In [1]:
import argparse
import sys
import glob
import numpy as np
import io, os
from PIL import Image
from PIL import ImageDraw
from PIL import ImageFont
import collections

### `draw_single_char`
- `글자`, `폰트`, `canvas_size`를 받아서 128x128 이미지 출력

In [2]:
def draw_single_char(ch, font, canvas_size):
    image = Image.new('L', (canvas_size, canvas_size), color=255)
    drawing = ImageDraw.Draw(image)
    w, h = drawing.textsize(ch, font=font)
    drawing.text(
        ((canvas_size-w)/2, (canvas_size-h)/2),
        ch,
        fill=(0),
        font=font
    )
    flag = np.sum(np.array(image))
    
    # 해당 font에 글자가 없으면 return None
    if flag == 255 * 128 * 128:
        return None
    
    return image

### `draw_example`
- `글자`, `원본폰트`, `타겟폰트`, `canvas_size(=128)`를 받아서 128x256 이미지 출력

In [3]:
def draw_example(ch, src_font, dst_font, canvas_size):
    dst_img = draw_single_char(ch, dst_font, canvas_size)
    
    # 해당 font에 글자가 없으면 return None
    if not dst_img:
        return None
    
    src_img = draw_single_char(ch, src_font, canvas_size)
    example_img = Image.new("RGB", (canvas_size * 2, canvas_size), (255, 255, 255)).convert('L')
    example_img.paste(dst_img, (0, 0))
    example_img.paste(src_img, (canvas_size, 0))   
    return example_img

In [4]:
SRC_PATH = './fonts/source/'
TRG_PATH = './fonts/target/'
OUTPUT_PATH = './dataset-11172/'

src_font = glob.glob(os.path.join(SRC_PATH, '*.ttf'))[0]
print('source font:', src_font)

trg_fonts = glob.glob(os.path.join(TRG_PATH, '*.ttf'))
trg_fonts.sort()
print('target fonts:', len(trg_fonts), '개')

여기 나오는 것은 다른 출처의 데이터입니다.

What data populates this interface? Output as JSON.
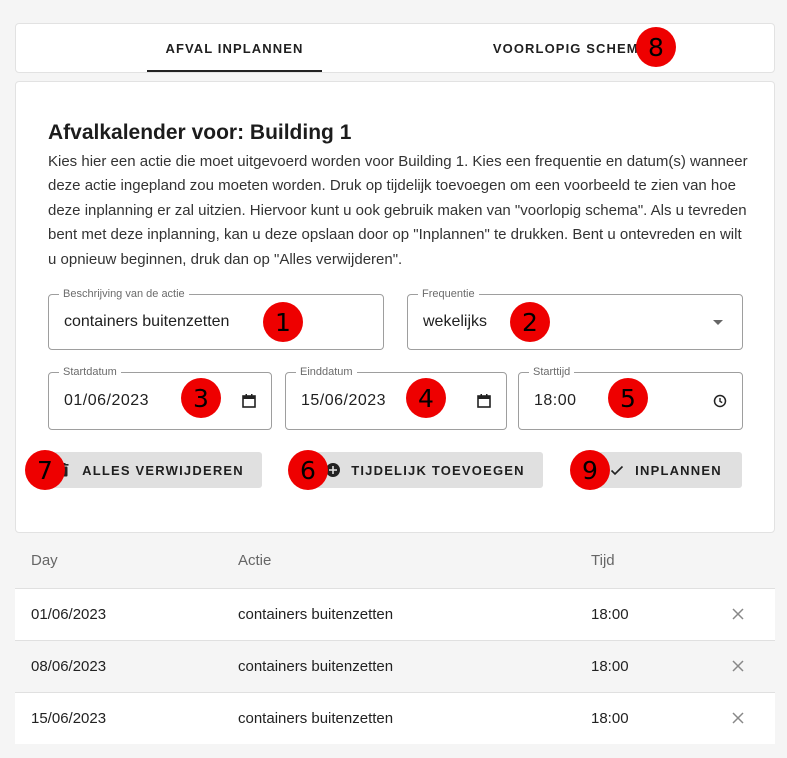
{
  "tabs": [
    {
      "label": "AFVAL INPLANNEN",
      "active": true
    },
    {
      "label": "VOORLOPIG SCHEMA",
      "active": false
    }
  ],
  "card": {
    "title": "Afvalkalender voor: Building 1",
    "description": "Kies hier een actie die moet uitgevoerd worden voor Building 1. Kies een frequentie en datum(s) wanneer deze actie ingepland zou moeten worden. Druk op tijdelijk toevoegen om een voorbeeld te zien van hoe deze inplanning er zal uitzien. Hiervoor kunt u ook gebruik maken van \"voorlopig schema\". Als u tevreden bent met deze inplanning, kan u deze opslaan door op \"Inplannen\" te drukken. Bent u ontevreden en wilt u opnieuw beginnen, druk dan op \"Alles verwijderen\"."
  },
  "form": {
    "description": {
      "label": "Beschrijving van de actie",
      "value": "containers buitenzetten"
    },
    "frequency": {
      "label": "Frequentie",
      "value": "wekelijks",
      "icon": "chevron-down-icon"
    },
    "start_date": {
      "label": "Startdatum",
      "value": "01/06/2023",
      "icon": "calendar-icon"
    },
    "end_date": {
      "label": "Einddatum",
      "value": "15/06/2023",
      "icon": "calendar-icon"
    },
    "start_time": {
      "label": "Starttijd",
      "value": "18:00",
      "icon": "clock-icon"
    }
  },
  "buttons": {
    "delete_all": {
      "label": "ALLES VERWIJDEREN",
      "icon": "trash-icon"
    },
    "add_temp": {
      "label": "TIJDELIJK TOEVOEGEN",
      "icon": "add-circle-icon"
    },
    "schedule": {
      "label": "INPLANNEN",
      "icon": "check-icon"
    }
  },
  "markers": [
    "1",
    "2",
    "3",
    "4",
    "5",
    "6",
    "7",
    "8",
    "9"
  ],
  "table": {
    "headers": [
      "Day",
      "Actie",
      "Tijd"
    ],
    "rows": [
      {
        "day": "01/06/2023",
        "action": "containers buitenzetten",
        "time": "18:00"
      },
      {
        "day": "08/06/2023",
        "action": "containers buitenzetten",
        "time": "18:00"
      },
      {
        "day": "15/06/2023",
        "action": "containers buitenzetten",
        "time": "18:00"
      }
    ]
  },
  "colors": {
    "marker": "#ee0000",
    "button_bg": "#e0e0e0",
    "tab_indicator": "#222222"
  }
}
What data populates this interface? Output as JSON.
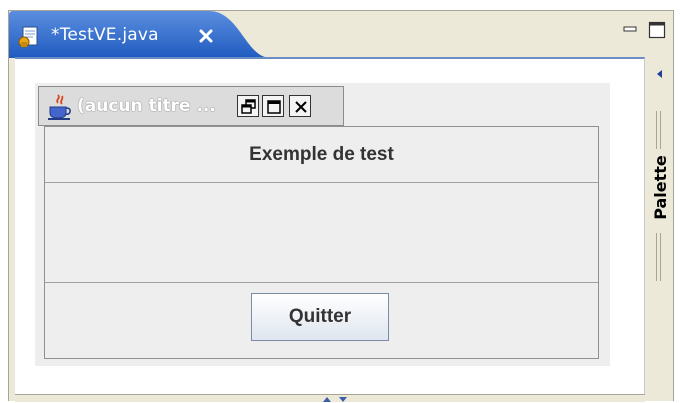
{
  "editor": {
    "tab": {
      "title": "*TestVE.java",
      "icon": "java-file-icon",
      "close_icon": "close-icon"
    },
    "window_controls": {
      "minimize_icon": "minimize-icon",
      "maximize_icon": "maximize-icon"
    },
    "palette": {
      "label": "Palette",
      "collapse_icon": "triangle-left-icon"
    }
  },
  "jframe": {
    "title": "(aucun titre ...",
    "icon": "java-cup-icon",
    "buttons": [
      "restore-icon",
      "maximize-icon",
      "close-icon"
    ],
    "header_label": "Exemple de test",
    "quit_button": "Quitter"
  },
  "colors": {
    "tab_active": "#1f5bbf",
    "tab_active_light": "#5b8ee0",
    "editor_border": "#6b8dc6",
    "frame_bg": "#eeeeee",
    "chrome_bg": "#ece9d8"
  }
}
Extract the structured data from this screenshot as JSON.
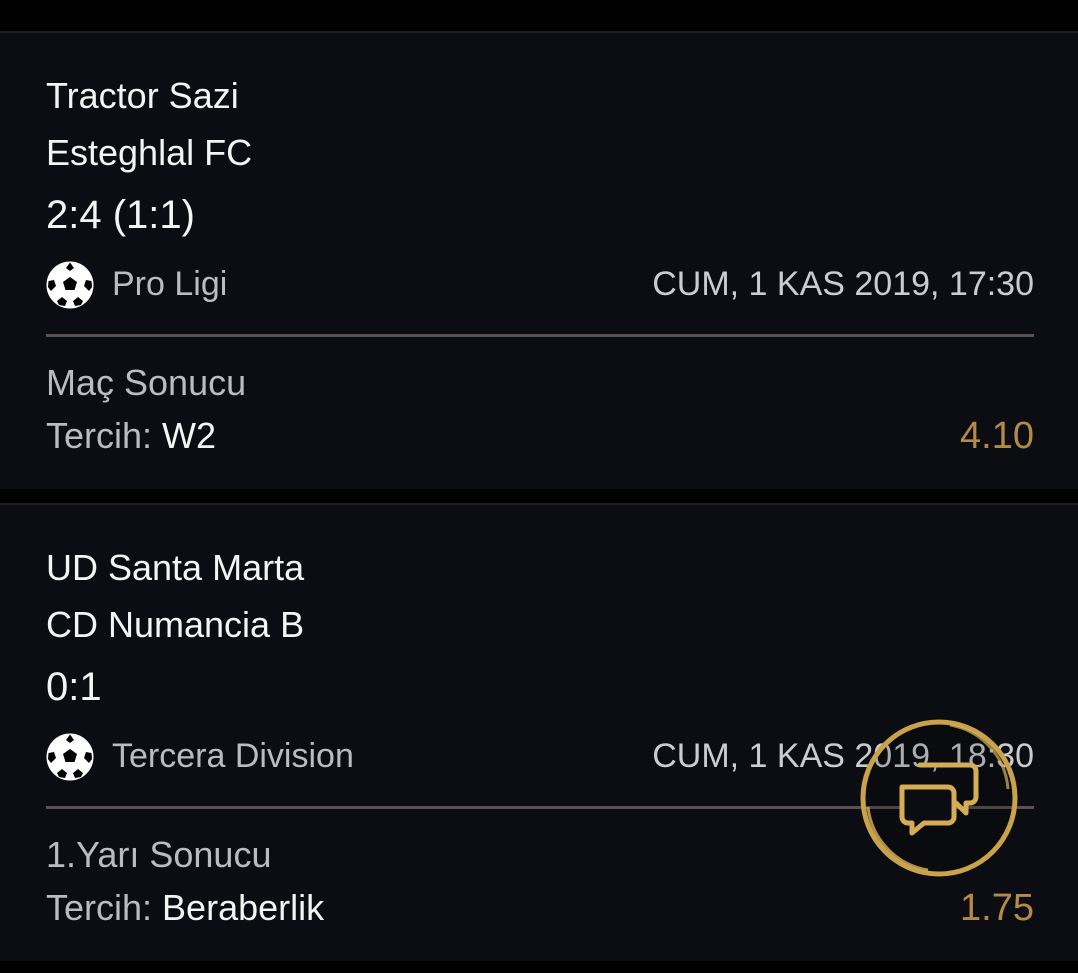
{
  "matches": [
    {
      "home_team": "Tractor Sazi",
      "away_team": "Esteghlal FC",
      "score": "2:4 (1:1)",
      "sport_icon": "soccer-ball-icon",
      "league": "Pro Ligi",
      "datetime": "CUM, 1 KAS 2019, 17:30",
      "market": "Maç Sonucu",
      "pick_label": "Tercih:",
      "pick_value": "W2",
      "odds": "4.10"
    },
    {
      "home_team": "UD Santa Marta",
      "away_team": "CD Numancia B",
      "score": "0:1",
      "sport_icon": "soccer-ball-icon",
      "league": "Tercera Division",
      "datetime": "CUM, 1 KAS 2019, 18:30",
      "market": "1.Yarı Sonucu",
      "pick_label": "Tercih:",
      "pick_value": "Beraberlik",
      "odds": "1.75"
    }
  ],
  "chat_button": {
    "icon": "chat-bubbles-icon"
  },
  "colors": {
    "background": "#000000",
    "card": "#0b0d12",
    "odds": "#b58a47",
    "accent_gold": "#c9a24a"
  }
}
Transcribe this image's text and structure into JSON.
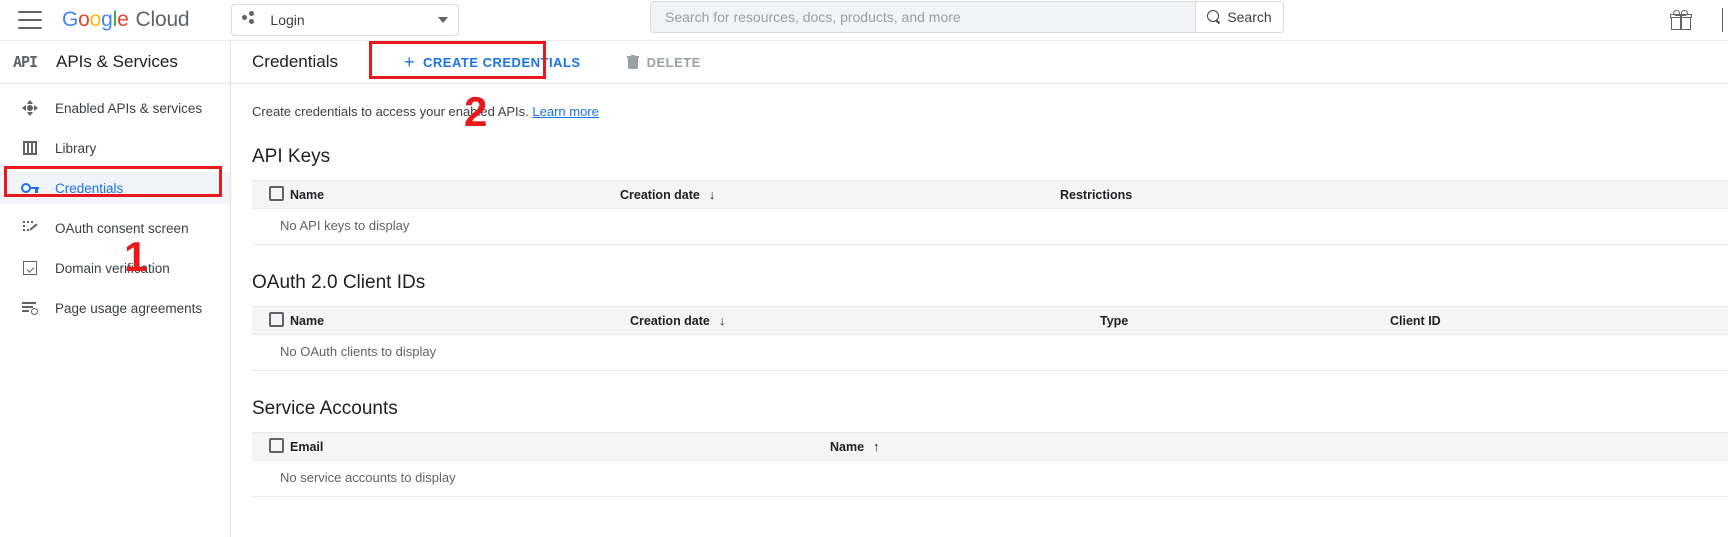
{
  "topbar": {
    "menu_icon": "hamburger-menu-icon",
    "brand": {
      "g": "G",
      "o1": "o",
      "o2": "o",
      "g2": "g",
      "l": "l",
      "e": "e",
      "cloud": "Cloud"
    },
    "project_picker": {
      "label": "Login",
      "icon": "project-dots-icon",
      "caret": "chevron-down-icon"
    },
    "search": {
      "placeholder": "Search for resources, docs, products, and more",
      "value": "",
      "button_label": "Search",
      "button_icon": "search-icon"
    },
    "gift_icon": "gift-icon"
  },
  "sidebar": {
    "logo_text": "API",
    "title": "APIs & Services",
    "items": [
      {
        "label": "Enabled APIs & services",
        "icon": "apis-compass-icon",
        "active": false
      },
      {
        "label": "Library",
        "icon": "library-icon",
        "active": false
      },
      {
        "label": "Credentials",
        "icon": "key-icon",
        "active": true
      },
      {
        "label": "OAuth consent screen",
        "icon": "oauth-consent-icon",
        "active": false
      },
      {
        "label": "Domain verification",
        "icon": "checkbox-verified-icon",
        "active": false
      },
      {
        "label": "Page usage agreements",
        "icon": "page-agreements-icon",
        "active": false
      }
    ]
  },
  "content": {
    "page_title": "Credentials",
    "create_button": {
      "label": "CREATE CREDENTIALS",
      "icon": "plus-icon"
    },
    "delete_button": {
      "label": "DELETE",
      "icon": "trash-icon"
    },
    "description": "Create credentials to access your enabled APIs.",
    "description_link": "Learn more",
    "sections": [
      {
        "title": "API Keys",
        "columns": [
          {
            "label": "Name",
            "sort": ""
          },
          {
            "label": "Creation date",
            "sort": "↓"
          },
          {
            "label": "Restrictions",
            "sort": ""
          }
        ],
        "empty_message": "No API keys to display"
      },
      {
        "title": "OAuth 2.0 Client IDs",
        "columns": [
          {
            "label": "Name",
            "sort": ""
          },
          {
            "label": "Creation date",
            "sort": "↓"
          },
          {
            "label": "Type",
            "sort": ""
          },
          {
            "label": "Client ID",
            "sort": ""
          }
        ],
        "empty_message": "No OAuth clients to display"
      },
      {
        "title": "Service Accounts",
        "columns": [
          {
            "label": "Email",
            "sort": ""
          },
          {
            "label": "Name",
            "sort": "↑"
          }
        ],
        "empty_message": "No service accounts to display"
      }
    ]
  },
  "annotations": {
    "color": "#e8191b",
    "marks": [
      {
        "number": "1",
        "target": "sidebar-credentials"
      },
      {
        "number": "2",
        "target": "create-credentials-button"
      }
    ]
  }
}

source font: ./fonts/source/source_font.ttf
target fonts: 46 개


- 46개는 데이터 상 너무 많으므로 직접 걸러줬다. 26개로 거름

In [5]:
target_filter = [1, 2, 8, 10, 11, 13, 14, 16, 19, 21, 23, 26, 27, 29, \
                 30, 33, 34, 35, 36, 37, 38, 39, 40, 41, 43, 44]

trg_fonts = [trg_fonts[i-1] for i in target_filter]
print(len(trg_fonts))
trg_fonts

26


['./fonts/target/01.ttf',
 './fonts/target/02.ttf',
 './fonts/target/08.ttf',
 './fonts/target/10.ttf',
 './fonts/target/11.ttf',
 './fonts/target/13.ttf',
 './fonts/target/14.ttf',
 './fonts/target/16.ttf',
 './fonts/target/19.ttf',
 './fonts/target/21.ttf',
 './fonts/target/23.ttf',
 './fonts/target/26.ttf',
 './fonts/target/27.ttf',
 './fonts/target/29.ttf',
 './fonts/target/30.ttf',
 './fonts/target/33.ttf',
 './fonts/target/34.ttf',
 './fonts/target/35.ttf',
 './fonts/target/36.ttf',
 './fonts/target/37.ttf',
 './fonts/target/38.ttf',
 './fonts/target/39.ttf',
 './fonts/target/40.ttf',
 './fonts/target/41.ttf',
 './fonts/target/43.ttf',
 './fonts/target/44.ttf']

- 글자는 완성형 한글로, 총 11,172개

In [6]:
charset = []
for i in range(0xac00,0xd7a4):
    charset.append(chr(i))
print(len(charset))

11172


- 데이터 생성 TEST

In [7]:
src_char_size = 50
trg_char_size = 55

- 한 글자 이미지 생성

In [8]:
canvas_size = 128
font = ImageFont.truetype(trg_fonts[2], size=trg_char_size)
dst_img = draw_single_char(charset[500], font, canvas_size)
dst_img

- 두 글자 (target font, source font) 이미지 생성

In [9]:
src_font = ImageFont.truetype(src_font, size=src_char_size)
e = draw_example(charset[4422], src_font, font, canvas_size)
e

In [10]:
count = 0
font_label = 0
canvas_size = 128
font_count = 0
src_char_size = 50
trg_char_size = 55
OUTPUT_PATH = './hangul-dataset-11172/'

# src_font = ImageFont.truetype(src_font, size=src_char_size)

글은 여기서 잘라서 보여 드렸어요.